I tell her I’d rather talk to her somewhere a little more private. The café is a popular hangout for people from the base, especially around lunch, and there are more than a couple of others in uniform sitting near us. I don’t feel safe talking about this here. So, we pay and take a stroll through downtown till we reach the beach. We take off our shoes and walk across the warm sand, then plunge our toes into the blue water. It feels good, a little chilly, but good. I finally relax a little. I don’t feel like I’ve been able to relax at all, all weekend.
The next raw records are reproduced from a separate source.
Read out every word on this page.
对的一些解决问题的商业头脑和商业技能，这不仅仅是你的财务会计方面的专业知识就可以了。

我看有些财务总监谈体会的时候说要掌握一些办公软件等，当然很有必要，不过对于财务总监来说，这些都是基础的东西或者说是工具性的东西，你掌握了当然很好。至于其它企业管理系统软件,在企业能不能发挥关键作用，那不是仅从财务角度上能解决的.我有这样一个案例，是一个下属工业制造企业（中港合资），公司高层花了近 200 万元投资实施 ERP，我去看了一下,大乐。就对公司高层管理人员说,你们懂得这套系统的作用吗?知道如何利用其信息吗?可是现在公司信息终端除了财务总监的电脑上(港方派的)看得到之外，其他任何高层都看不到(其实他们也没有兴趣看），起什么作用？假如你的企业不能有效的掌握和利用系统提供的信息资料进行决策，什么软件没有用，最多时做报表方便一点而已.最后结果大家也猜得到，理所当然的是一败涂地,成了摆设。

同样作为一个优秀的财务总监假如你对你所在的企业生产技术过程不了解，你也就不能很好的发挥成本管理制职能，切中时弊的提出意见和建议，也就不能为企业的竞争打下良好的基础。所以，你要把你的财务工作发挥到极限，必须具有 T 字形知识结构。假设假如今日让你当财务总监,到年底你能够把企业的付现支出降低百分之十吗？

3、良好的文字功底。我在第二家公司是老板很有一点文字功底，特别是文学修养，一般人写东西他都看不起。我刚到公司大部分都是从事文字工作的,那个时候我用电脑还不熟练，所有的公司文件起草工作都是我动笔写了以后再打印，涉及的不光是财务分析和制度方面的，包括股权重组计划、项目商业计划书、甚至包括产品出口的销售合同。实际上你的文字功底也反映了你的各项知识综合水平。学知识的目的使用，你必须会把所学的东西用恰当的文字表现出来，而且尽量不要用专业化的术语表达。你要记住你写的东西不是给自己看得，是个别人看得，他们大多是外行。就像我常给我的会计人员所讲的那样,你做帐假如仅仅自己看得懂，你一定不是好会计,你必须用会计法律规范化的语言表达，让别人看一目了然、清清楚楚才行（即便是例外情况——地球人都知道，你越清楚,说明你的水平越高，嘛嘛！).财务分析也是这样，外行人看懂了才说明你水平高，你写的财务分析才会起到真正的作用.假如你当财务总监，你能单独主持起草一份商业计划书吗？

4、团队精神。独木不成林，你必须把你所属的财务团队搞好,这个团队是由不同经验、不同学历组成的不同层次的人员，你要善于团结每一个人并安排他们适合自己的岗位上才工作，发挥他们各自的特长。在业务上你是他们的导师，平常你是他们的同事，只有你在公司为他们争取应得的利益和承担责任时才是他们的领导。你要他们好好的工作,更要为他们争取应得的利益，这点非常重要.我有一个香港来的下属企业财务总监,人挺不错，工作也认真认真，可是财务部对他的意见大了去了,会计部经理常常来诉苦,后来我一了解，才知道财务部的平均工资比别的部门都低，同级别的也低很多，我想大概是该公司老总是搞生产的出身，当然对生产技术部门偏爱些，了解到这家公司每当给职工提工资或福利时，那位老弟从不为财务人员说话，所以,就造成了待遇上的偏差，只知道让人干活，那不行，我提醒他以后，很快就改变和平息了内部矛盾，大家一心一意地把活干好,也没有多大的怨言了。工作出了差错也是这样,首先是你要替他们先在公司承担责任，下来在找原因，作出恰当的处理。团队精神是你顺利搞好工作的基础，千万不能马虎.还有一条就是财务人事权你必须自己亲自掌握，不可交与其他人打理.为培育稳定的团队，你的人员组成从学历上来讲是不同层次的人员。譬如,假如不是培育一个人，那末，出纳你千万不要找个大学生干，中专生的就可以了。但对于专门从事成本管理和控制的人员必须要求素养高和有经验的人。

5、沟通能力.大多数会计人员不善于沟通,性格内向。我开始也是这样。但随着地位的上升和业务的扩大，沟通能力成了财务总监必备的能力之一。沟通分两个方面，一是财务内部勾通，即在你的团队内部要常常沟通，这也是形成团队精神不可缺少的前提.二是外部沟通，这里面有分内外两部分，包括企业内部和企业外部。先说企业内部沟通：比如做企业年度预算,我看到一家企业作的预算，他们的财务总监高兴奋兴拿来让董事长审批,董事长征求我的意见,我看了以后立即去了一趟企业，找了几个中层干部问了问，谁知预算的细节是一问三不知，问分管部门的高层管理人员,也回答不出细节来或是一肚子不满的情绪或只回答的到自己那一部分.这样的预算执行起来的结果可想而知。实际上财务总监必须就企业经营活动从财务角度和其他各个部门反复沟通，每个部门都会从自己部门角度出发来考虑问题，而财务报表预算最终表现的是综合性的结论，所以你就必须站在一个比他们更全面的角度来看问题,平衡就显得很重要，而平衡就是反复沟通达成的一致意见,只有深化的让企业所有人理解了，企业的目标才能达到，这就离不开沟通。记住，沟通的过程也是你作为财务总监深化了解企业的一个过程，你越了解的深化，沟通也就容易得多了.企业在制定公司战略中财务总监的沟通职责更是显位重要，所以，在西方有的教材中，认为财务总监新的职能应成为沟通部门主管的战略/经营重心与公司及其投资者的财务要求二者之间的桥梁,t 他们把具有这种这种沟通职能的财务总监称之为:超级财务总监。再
I have been careful, constantly worrying that I might upset Ryan and ruin everything. I have been tiptoeing around him, trying so hard to keep him happy. I want him there; I want him to stay with us badly, mostly for the children’s sake, but also for my own. And I certainly don’t want to anger him. All weekend, I have been so careful about what I said, and even though I desperately wanted to, I haven’t asked him more about Sandra and their meeting. I haven’t told him I know.

Not yet.

“So, tell me what’s going on?” Vera asks as we begin to walk. The sand and water feel wonderful between my toes, almost like therapy. I look up at her, biting my lip.